Affrontement entre les manifestations et les forces de l’ordre devant la résidence du ministre de l’Intérieur, le 13 juillet à Beyrouth (Photo, AFP).
Short Url
Publié le Mardi 13 juillet 2021

Liban: heurts entre policiers et manifestants, des blessés

  • Un nombre indéterminé de manifestants ont été blessés, la plupart par inhalation de gaz lacrymogènes, selon les médias locaux
  • Les protestataires en colère ont tenté de forcer l'entrée de l'immeuble du ministre, et la police anti-émeute présente en force a tiré des gaz lacrymogènes pour les repousser

BEYROUTH: Les forces de sécurité ont tiré mardi des gaz lacrymogènes contre des manifestants protestant devant la résidence à Beyrouth du ministre de l'Intérieur par intérim Mohamed Fahmi, accusé de bloquer l'enquête sur l'explosion au port survenue il y a environ un an.

Un nombre indéterminé de manifestants ont été blessés, la plupart par inhalation de gaz lacrymogènes, selon les médias locaux. 

Les proches des victimes de l'explosion du 4 août 2020 au port de Beyrouth, qui a tué plus de 200 personnes, ont commencé à manifester dans l'après-midi avant d'être rejoints par des dizaines d'autres manifestants en soirée.
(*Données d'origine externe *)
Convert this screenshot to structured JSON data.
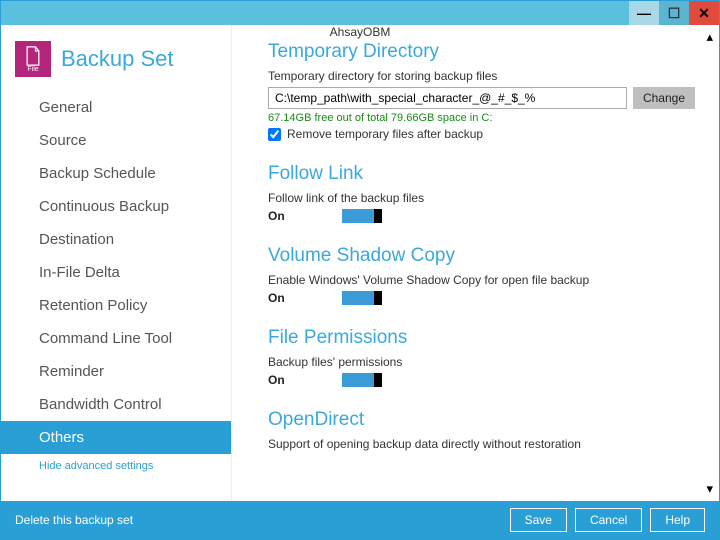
{
  "window": {
    "title": "AhsayOBM"
  },
  "sidebar": {
    "header_title": "Backup Set",
    "icon_label": "File",
    "items": [
      "General",
      "Source",
      "Backup Schedule",
      "Continuous Backup",
      "Destination",
      "In-File Delta",
      "Retention Policy",
      "Command Line Tool",
      "Reminder",
      "Bandwidth Control",
      "Others"
    ],
    "active_index": 10,
    "hide_advanced": "Hide advanced settings"
  },
  "content": {
    "temp_dir": {
      "title": "Temporary Directory",
      "subtitle": "Temporary directory for storing backup files",
      "path": "C:\\temp_path\\with_special_character_@_#_$_%",
      "change_btn": "Change",
      "free_space": "67.14GB free out of total 79.66GB space in C:",
      "remove_temp_label": "Remove temporary files after backup",
      "remove_temp_checked": true
    },
    "follow_link": {
      "title": "Follow Link",
      "subtitle": "Follow link of the backup files",
      "state": "On"
    },
    "vss": {
      "title": "Volume Shadow Copy",
      "subtitle": "Enable Windows' Volume Shadow Copy for open file backup",
      "state": "On"
    },
    "file_perm": {
      "title": "File Permissions",
      "subtitle": "Backup files' permissions",
      "state": "On"
    },
    "open_direct": {
      "title": "OpenDirect",
      "subtitle": "Support of opening backup data directly without restoration"
    }
  },
  "footer": {
    "delete": "Delete this backup set",
    "save": "Save",
    "cancel": "Cancel",
    "help": "Help"
  }
}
Les protestataires en colère ont tenté de forcer l'entrée de l'immeuble du ministre, et la police anti-émeute présente en force a tiré des gaz lacrymogènes pour les repousser.
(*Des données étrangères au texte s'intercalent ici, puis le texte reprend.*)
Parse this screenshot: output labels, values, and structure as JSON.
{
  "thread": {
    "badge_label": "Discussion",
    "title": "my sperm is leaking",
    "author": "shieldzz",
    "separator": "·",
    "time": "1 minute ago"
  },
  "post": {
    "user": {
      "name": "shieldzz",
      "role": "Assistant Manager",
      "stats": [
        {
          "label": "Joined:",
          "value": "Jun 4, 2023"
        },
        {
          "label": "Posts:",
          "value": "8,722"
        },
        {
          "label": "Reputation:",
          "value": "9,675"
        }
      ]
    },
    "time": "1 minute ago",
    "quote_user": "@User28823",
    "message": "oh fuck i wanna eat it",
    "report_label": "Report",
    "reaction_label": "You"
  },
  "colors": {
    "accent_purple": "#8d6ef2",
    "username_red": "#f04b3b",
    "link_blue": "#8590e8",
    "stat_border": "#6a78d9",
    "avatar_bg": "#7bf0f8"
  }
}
Le 4 août 2020, la gigantesque déflagration a été déclenchée par un incendie dans un entrepôt au port qui abritait des tonnes de nitrate d'ammonium stockées « sans mesures de précaution » de l'aveu même des autorités. Outre les plus de 200 morts, l'explosion a fait plus de 6 500 blessés et détruit des quartiers entiers de la capitale libanaise.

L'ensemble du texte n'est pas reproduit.